Committees will be formed to examine the public safety impacts, the ways roads and infrastructure could be affected by truck traffic, the potential need for more housing for gas company crews, and the environmental and economic impacts of the industry.
Ross said the committees should be up and running within two months. Each committee will consist of about eight people who have expertise in the areas their committee is exploring, he said. The committees will meet monthly and report their findings to the Agriculture, Planning and Environment Committee.
Steering committee members will be Legislators Jack Williams (D-8th Ward), Ross, Newell Willcox (R-Homer), Larry Cornell (R-Marathon and Lapeer), Jennifer Gofkowski (D-Homer), John Steger (R-Preble and Scott) and Ray Parker (D-2nd Ward).

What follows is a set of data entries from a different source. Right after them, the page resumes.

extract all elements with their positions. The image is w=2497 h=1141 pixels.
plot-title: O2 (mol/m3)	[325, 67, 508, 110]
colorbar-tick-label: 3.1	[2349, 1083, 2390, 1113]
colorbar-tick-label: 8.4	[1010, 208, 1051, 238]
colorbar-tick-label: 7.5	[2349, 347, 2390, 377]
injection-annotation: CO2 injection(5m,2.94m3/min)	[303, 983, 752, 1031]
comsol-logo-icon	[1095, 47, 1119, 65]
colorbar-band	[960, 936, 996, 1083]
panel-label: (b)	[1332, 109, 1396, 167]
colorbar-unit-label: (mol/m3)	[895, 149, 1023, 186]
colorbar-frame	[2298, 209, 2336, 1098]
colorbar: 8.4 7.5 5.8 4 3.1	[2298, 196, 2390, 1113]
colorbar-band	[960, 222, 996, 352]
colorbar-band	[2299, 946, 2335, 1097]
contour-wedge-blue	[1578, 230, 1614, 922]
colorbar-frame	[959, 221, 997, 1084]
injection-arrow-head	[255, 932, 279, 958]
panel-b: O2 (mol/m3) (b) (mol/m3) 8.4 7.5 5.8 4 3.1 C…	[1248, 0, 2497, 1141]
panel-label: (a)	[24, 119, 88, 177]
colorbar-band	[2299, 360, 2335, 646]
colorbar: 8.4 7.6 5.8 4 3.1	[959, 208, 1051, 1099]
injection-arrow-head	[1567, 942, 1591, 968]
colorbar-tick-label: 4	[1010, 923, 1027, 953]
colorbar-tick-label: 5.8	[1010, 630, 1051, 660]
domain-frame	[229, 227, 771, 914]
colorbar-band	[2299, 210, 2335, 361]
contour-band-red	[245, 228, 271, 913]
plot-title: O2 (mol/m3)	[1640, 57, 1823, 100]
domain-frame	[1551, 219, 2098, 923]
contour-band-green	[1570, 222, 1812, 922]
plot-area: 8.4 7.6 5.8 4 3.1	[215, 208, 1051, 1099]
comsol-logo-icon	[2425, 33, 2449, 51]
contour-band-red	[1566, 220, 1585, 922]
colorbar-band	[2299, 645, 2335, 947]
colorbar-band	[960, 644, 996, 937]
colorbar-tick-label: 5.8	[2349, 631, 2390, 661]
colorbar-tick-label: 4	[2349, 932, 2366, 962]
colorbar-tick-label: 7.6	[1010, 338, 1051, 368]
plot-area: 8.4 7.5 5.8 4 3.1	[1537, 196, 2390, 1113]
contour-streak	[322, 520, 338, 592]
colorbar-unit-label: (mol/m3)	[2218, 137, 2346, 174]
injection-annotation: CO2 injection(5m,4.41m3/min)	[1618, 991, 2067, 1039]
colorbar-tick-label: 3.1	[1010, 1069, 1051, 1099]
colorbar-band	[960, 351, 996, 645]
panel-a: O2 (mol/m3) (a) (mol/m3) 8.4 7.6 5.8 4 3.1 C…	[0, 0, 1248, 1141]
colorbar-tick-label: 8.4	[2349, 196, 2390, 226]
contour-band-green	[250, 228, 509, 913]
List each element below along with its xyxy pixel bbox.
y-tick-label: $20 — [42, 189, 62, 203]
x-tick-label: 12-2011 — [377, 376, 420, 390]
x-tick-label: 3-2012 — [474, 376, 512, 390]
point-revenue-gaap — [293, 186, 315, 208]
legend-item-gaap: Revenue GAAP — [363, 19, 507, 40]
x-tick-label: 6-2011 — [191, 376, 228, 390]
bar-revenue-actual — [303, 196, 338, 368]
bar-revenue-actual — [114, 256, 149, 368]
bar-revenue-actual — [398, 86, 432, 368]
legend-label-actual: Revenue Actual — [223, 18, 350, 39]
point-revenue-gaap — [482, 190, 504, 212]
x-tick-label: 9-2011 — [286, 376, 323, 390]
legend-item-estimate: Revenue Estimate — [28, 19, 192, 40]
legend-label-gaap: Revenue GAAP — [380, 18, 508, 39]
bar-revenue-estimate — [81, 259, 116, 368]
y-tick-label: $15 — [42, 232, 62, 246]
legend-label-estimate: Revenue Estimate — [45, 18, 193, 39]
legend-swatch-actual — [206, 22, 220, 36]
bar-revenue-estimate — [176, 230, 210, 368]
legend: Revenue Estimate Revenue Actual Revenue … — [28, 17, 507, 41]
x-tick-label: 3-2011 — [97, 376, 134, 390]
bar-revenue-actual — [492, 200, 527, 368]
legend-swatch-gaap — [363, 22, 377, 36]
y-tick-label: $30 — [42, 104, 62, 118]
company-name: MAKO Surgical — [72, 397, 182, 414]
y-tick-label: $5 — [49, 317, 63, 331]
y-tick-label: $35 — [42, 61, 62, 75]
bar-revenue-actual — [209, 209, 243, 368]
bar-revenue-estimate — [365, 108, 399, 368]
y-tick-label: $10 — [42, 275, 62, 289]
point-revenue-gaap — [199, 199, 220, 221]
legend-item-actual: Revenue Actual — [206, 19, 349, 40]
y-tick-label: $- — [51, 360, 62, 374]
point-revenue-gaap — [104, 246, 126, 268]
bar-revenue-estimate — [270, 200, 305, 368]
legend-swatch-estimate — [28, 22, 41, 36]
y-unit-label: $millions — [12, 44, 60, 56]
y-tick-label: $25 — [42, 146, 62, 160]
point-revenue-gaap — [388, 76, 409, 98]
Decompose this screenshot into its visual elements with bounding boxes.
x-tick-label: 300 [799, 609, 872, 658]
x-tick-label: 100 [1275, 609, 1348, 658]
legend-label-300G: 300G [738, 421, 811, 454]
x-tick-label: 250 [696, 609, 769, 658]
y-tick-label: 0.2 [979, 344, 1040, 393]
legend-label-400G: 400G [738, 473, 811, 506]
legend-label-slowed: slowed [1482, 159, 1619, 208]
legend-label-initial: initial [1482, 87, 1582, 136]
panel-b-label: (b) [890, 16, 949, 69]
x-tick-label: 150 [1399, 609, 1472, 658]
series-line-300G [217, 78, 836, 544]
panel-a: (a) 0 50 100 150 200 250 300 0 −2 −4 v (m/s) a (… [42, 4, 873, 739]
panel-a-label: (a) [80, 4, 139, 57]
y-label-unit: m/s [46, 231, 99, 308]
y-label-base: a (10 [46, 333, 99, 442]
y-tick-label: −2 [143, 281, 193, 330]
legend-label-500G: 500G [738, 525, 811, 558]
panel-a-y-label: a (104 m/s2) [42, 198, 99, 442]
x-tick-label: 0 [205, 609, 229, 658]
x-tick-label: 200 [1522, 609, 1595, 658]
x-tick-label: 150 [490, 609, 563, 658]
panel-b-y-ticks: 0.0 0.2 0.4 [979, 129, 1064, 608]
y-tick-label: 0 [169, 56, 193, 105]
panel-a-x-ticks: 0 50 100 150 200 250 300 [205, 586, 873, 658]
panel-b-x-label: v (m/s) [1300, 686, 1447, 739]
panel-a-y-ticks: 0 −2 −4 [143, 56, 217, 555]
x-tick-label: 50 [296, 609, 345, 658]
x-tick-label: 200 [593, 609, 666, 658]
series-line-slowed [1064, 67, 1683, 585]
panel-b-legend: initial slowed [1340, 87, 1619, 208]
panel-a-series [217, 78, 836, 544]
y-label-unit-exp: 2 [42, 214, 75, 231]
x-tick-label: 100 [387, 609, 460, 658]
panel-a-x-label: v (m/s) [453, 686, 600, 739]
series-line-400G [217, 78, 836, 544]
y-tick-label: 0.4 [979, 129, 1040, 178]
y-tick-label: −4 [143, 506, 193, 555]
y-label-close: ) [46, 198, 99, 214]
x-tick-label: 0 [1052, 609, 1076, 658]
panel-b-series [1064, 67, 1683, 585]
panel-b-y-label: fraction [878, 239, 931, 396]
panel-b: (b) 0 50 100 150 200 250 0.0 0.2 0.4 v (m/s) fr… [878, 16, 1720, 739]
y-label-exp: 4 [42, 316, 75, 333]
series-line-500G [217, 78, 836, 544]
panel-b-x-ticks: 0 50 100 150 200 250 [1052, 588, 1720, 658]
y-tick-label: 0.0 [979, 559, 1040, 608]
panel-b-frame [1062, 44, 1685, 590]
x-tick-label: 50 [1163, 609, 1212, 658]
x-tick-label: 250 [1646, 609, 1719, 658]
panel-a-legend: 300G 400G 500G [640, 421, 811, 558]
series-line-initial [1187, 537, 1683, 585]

According to Ross, the purpose of the natural gas drilling task force is to study all the impacts natural gas development could have on the county and help local governments make the best use of those opportunities.
For example, the subcommittee that will examine the impact to roads and infrastructure, will investigate what can be done beforehand, such as documenting existing conditions of roads that could in turn be used to show how much a road has been damaged by drilling activity, he said.
The subcommittee that will examine the housing situation will research whether there is enough housing to accommodate the gas crews that will come into the community.
The public safety committee will investigate how prepared emergency crews will be in the event of a spill and the environmental subcommittee could consist of geologists and scientists who can help the county understand the potential environmental impacts of gas drilling.
Ross said he will not have anyone with existing gas leases sit on the subcommittees.
Parker said he will look for members who are not biased in one direction or another.
“I’m going to be looking for someone who’s going to look at the pluses and minuses and try to find out if there’s some way any of the negatives can be taken care of and looked at in a positive nature,” Parker said.
Parker said he does not want the potential economic benefits to be ignored and also does not want the possible adverse environmental impacts to be discounted. He said he has someone in mind to recommend for the subcommittee because the person is a scientist with knowledge of the industry.
Parker would not say who the person was until he asked him if he wants to serve.